An interesting study by Mitchel Lichtman (today) at The Hardball Times has the following conclusion:
[Jim Fregosi] is correct that relief pitchers who are worked hard during a season tend to see their ERA’s increase markedly (in our case, almost half a run), such an increase is fully expected due to two things – regression towards the mean and a “drop-out” or selective sampling effect, such that any pitcher who is allowed to pitch a subsequent year will have had a tendency to have gotten a little lucky in the current year, the same problematic phenomenon we see in aging studies. Finally, if there is a small “use-effect” such that relievers who are worked hard tend to suffer in subsequent seasons as compared to relievers who don’t throw as many innings, it is not evident from the data in this study.

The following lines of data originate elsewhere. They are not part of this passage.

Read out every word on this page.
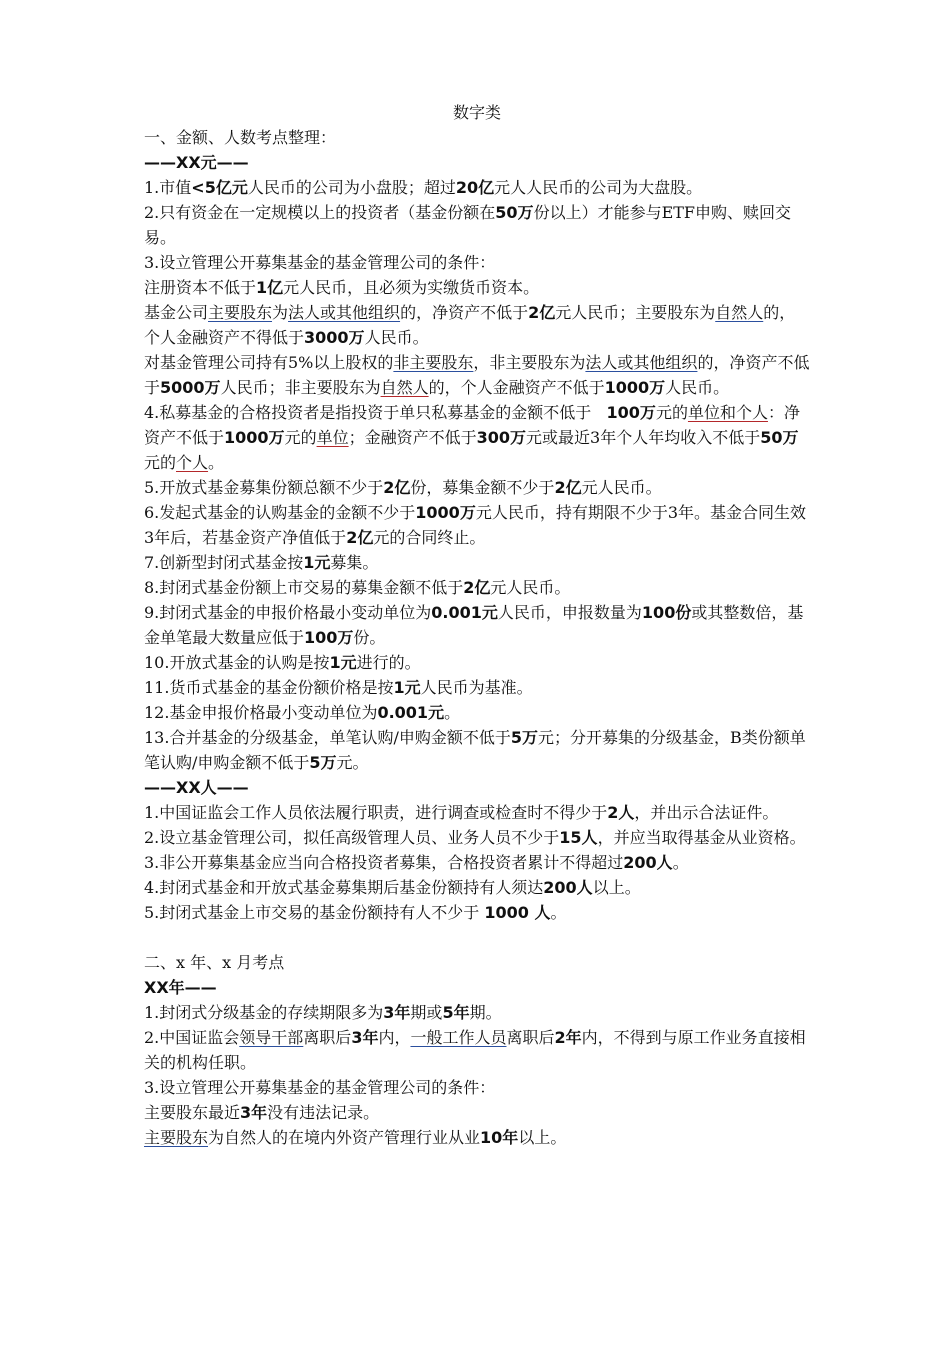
数字类

一、金额、人数考点整理：

——XX元——

1.市值<5亿元人民币的公司为小盘股；超过20亿元人人民币的公司为大盘股。

2.只有资金在一定规模以上的投资者（基金份额在50万份以上）才能参与ETF申购、赎回交易。

3.设立管理公开募集基金的基金管理公司的条件：

注册资本不低于1亿元人民币，且必须为实缴货币资本。

基金公司主要股东为法人或其他组织的，净资产不低于2亿元人民币；主要股东为自然人的，个人金融资产不得低于3000万人民币。

对基金管理公司持有5%以上股权的非主要股东，非主要股东为法人或其他组织的，净资产不低于5000万人民币；非主要股东为自然人的，个人金融资产不低于1000万人民币。

4.私募基金的合格投资者是指投资于单只私募基金的金额不低于   100万元的单位和个人：净资产不低于1000万元的单位；金融资产不低于300万元或最近3年个人年均收入不低于50万元的个人。

5.开放式基金募集份额总额不少于2亿份，募集金额不少于2亿元人民币。

6.发起式基金的认购基金的金额不少于1000万元人民币，持有期限不少于3年。基金合同生效3年后，若基金资产净值低于2亿元的合同终止。

7.创新型封闭式基金按1元募集。

8.封闭式基金份额上市交易的募集金额不低于2亿元人民币。

9.封闭式基金的申报价格最小变动单位为0.001元人民币，申报数量为100份或其整数倍，基金单笔最大数量应低于100万份。

10.开放式基金的认购是按1元进行的。

11.货币式基金的基金份额价格是按1元人民币为基准。

12.基金申报价格最小变动单位为0.001元。

13.合并基金的分级基金，单笔认购/申购金额不低于5万元；分开募集的分级基金，B类份额单笔认购/申购金额不低于5万元。

——XX人——

1.中国证监会工作人员依法履行职责，进行调查或检查时不得少于2人，并出示合法证件。

2.设立基金管理公司，拟任高级管理人员、业务人员不少于15人，并应当取得基金从业资格。

3.非公开募集基金应当向合格投资者募集，合格投资者累计不得超过200人。

4.封闭式基金和开放式基金募集期后基金份额持有人须达200人以上。

5.封闭式基金上市交易的基金份额持有人不少于 1000 人。

二、x 年、x 月考点

XX年——

1.封闭式分级基金的存续期限多为3年期或5年期。

2.中国证监会领导干部离职后3年内，一般工作人员离职后2年内，不得到与原工作业务直接相关的机构任职。

3.设立管理公开募集基金的基金管理公司的条件：

主要股东最近3年没有违法记录。

主要股东为自然人的在境内外资产管理行业从业10年以上。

This is an interesting update to a study that Cliff Corcoran did a few years ago at Bronx Banter where Cliff concluded:
[Steve Karsay] points to an ugly side of [Joe] Torre’s tenure as Yankee manager, one in which he attributes the failures of his overworked relievers to the pitcher themselves, rather than the unreasonable workloads with which he saddles them, and shuns them because of their resulting poor performance.
It has always been interesting to me that guys like Mike Stanton and Mariano Rivera survived Joe Torre’s handling whereas guys like Scott Proctor, Tanyon Sturtze, Paul Quantrill, etc. got cooked – or, at least we assume they were fried by Joe. Perhaps it all was maybe just a regression towards the mean – and Torre is not to blame for them?